I am doing a task that gemini-2.0-flash should analyze a user input image according to some rules. For gemini’s better understanding, I tried to use explicit caching to cache some few-shot images. The user input image is put in genai.Content{}.

The overall prompt structure is as below.

genai.Contents: {
    rules 1,
    user input image,
    rules 2
}

cache: {
    few-shot 1 description,
    few-shot 1 image,
    few-shot 2 description,
    few-shot 2 image
}

However, I found that after caching the few-shot images, gemini cannot correctly recognize the user input image. It always analyzes the last few-shot image, or even the “image“ that doesn’t exist.

Gemini works fine if I also put the few-shot images in genai.Content{} (no caching), so I think there may be something wrong when caching is used.

Has anyone run into the similar problem before?

3 Likes

Yes. I am having the exact same issue. It affects all the models, not just Gemini 2.0. I’ve reported via multiple channels but currently I don’t have any resolution.

There’s more info on this GitHub issue: Critical bug: Vertex API with context cache leaks state between generate_content calls · Issue #1634 · googleapis/python-genai · GitHub

I also reported via Google VRP (since this has security/privacy implications) and this is the internel Google ticket, but the Google reviewer didn’t understand what I was saying. Google Issue Tracker (link only accessible within Google)

-Adrian

2 Likes

Thanks for the information. Hope Google will fix the problem soon.
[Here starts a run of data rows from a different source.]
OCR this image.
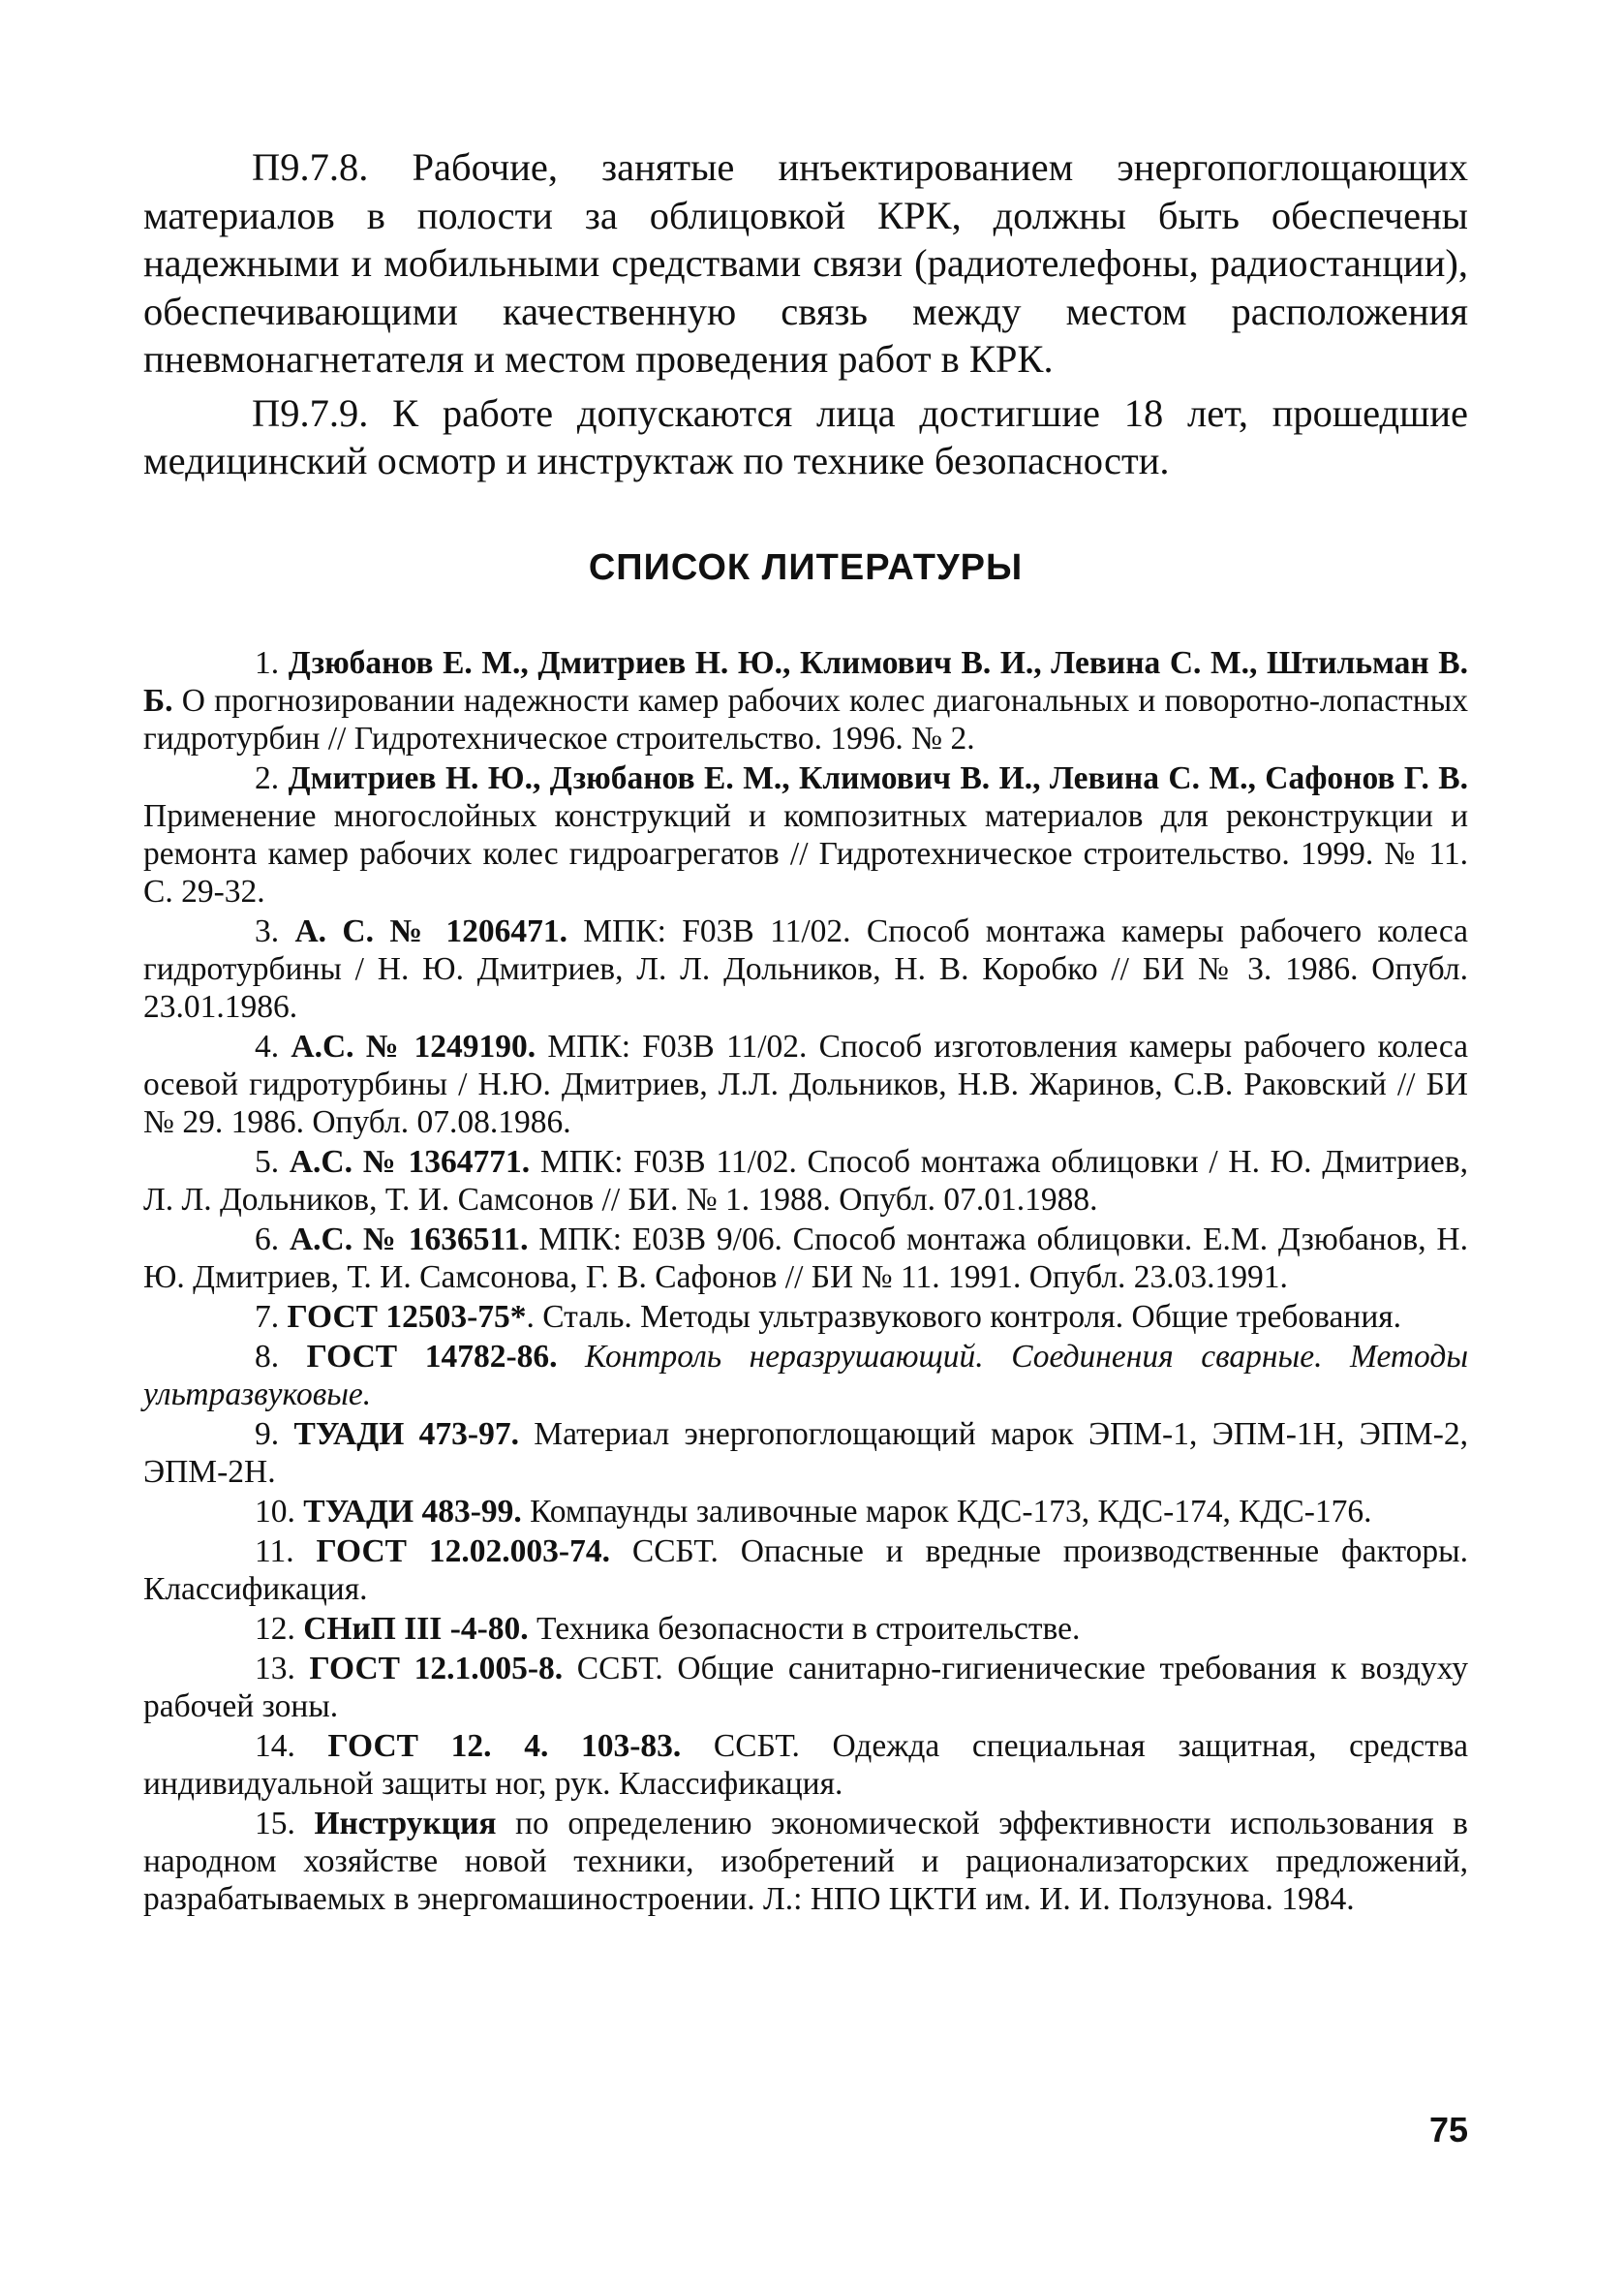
П9.7.8. Рабочие, занятые инъектированием энергопоглощающих материалов в полости за облицовкой КРК, должны быть обеспечены надежными и мобильными средствами связи (радиотелефоны, радиостанции), обеспечивающими качественную связь между местом расположения пневмонагнетателя и местом проведения работ в КРК.

П9.7.9. К работе допускаются лица достигшие 18 лет, прошедшие медицинский осмотр и инструктаж по технике безопасности.

СПИСОК ЛИТЕРАТУРЫ
1. Дзюбанов Е. М., Дмитриев Н. Ю., Климович В. И., Левина С. М., Штильман В. Б. О прогнозировании надежности камер рабочих колес диагональных и поворотно-лопастных гидротурбин // Гидротехническое строительство. 1996. № 2.
2. Дмитриев Н. Ю., Дзюбанов Е. М., Климович В. И., Левина С. М., Сафонов Г. В. Применение многослойных конструкций и композитных материалов для реконструкции и ремонта камер рабочих колес гидроагрегатов // Гидротехническое строительство. 1999. № 11. С. 29-32.
3. А. С. № 1206471. МПК: F03B 11/02. Способ монтажа камеры рабочего колеса гидротурбины / Н. Ю. Дмитриев, Л. Л. Дольников, Н. В. Коробко // БИ № 3. 1986. Опубл. 23.01.1986.
4. А.С. № 1249190. МПК: F03B 11/02. Способ изготовления камеры рабочего колеса осевой гидротурбины / Н.Ю. Дмитриев, Л.Л. Дольников, Н.В. Жаринов, С.В. Раковский // БИ № 29. 1986. Опубл. 07.08.1986.
5. А.С. № 1364771. МПК: F03B 11/02. Способ монтажа облицовки / Н. Ю. Дмитриев, Л. Л. Дольников, Т. И. Самсонов // БИ. № 1. 1988. Опубл. 07.01.1988.
6. А.С. № 1636511. МПК: E03B 9/06. Способ монтажа облицовки. Е.М. Дзюбанов, Н. Ю. Дмитриев, Т. И. Самсонова, Г. В. Сафонов // БИ № 11. 1991. Опубл. 23.03.1991.
7. ГОСТ 12503-75*. Сталь. Методы ультразвукового контроля. Общие требования.
8. ГОСТ 14782-86. Контроль неразрушающий. Соединения сварные. Методы ультразвуковые.
9. ТУАДИ 473-97. Материал энергопоглощающий марок ЭПМ-1, ЭПМ-1Н, ЭПМ-2, ЭПМ-2Н.
10. ТУАДИ 483-99. Компаунды заливочные марок КДС-173, КДС-174, КДС-176.
11. ГОСТ 12.02.003-74. ССБТ. Опасные и вредные производственные факторы. Классификация.
12. СНиП III -4-80. Техника безопасности в строительстве.
13. ГОСТ 12.1.005-8. ССБТ. Общие санитарно-гигиенические требования к воздуху рабочей зоны.
14. ГОСТ 12. 4. 103-83. ССБТ. Одежда специальная защитная, средства индивидуальной защиты ног, рук. Классификация.
15. Инструкция по определению экономической эффективности использования в народном хозяйстве новой техники, изобретений и рационализаторских предложений, разрабатываемых в энергомашиностроении. Л.: НПО ЦКТИ им. И. И. Ползунова. 1984.
75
Hi @hedy @Adrian_Cable This issue is now resolved. Please confirm if you are still facing it.

@Pannaga_J - the issue is resolved but I now need your assistance to help correct an injustice.

This issue was originally reported by me via the Google VRP (issu.ee/455616013). The reviewer did not understand the report and dismissed the concern as ‘intended behavior’ without looking into it. I am glad that after some prodding Google took the right course of action on this issue and took care of it quickly, but the optics of the sequence of events isn’t great:

  • Security researcher (me in this case) submits potentially serious security/privacy issue via Google VRP, following rules of responsible disclosure (i.e. no public reporting)
  • Google dismisses the researcher’s concerns, says it is ‘working as intended’ when that is clearly not the case
  • Researcher then has no other option but to publicly report the issue (via Google SDK GitHub) - not good that this has to be done, because public disclosure of potential security/privacy issues raises the chances of exploitation by bad actors
  • Google then in the background presumably recognizes the seriousness of the issue and fixes it, without acknowledging the researcher’s report and therefore bypassing the VRP bug bounty process

Just to be clear, I’m not saying there’s any deliberate bad faith on Google’s part here, but I hope you can see the above is not a good look for Google within the security community and I would like to nip this one in the bud and, hopefully, work with you to (1) get this one re-opened for bug bounty in the VRP program, (2) identify ways we can avoid this kind of thing from happening in the future, either to us or to others within the security research community. I’m very open to your suggestions.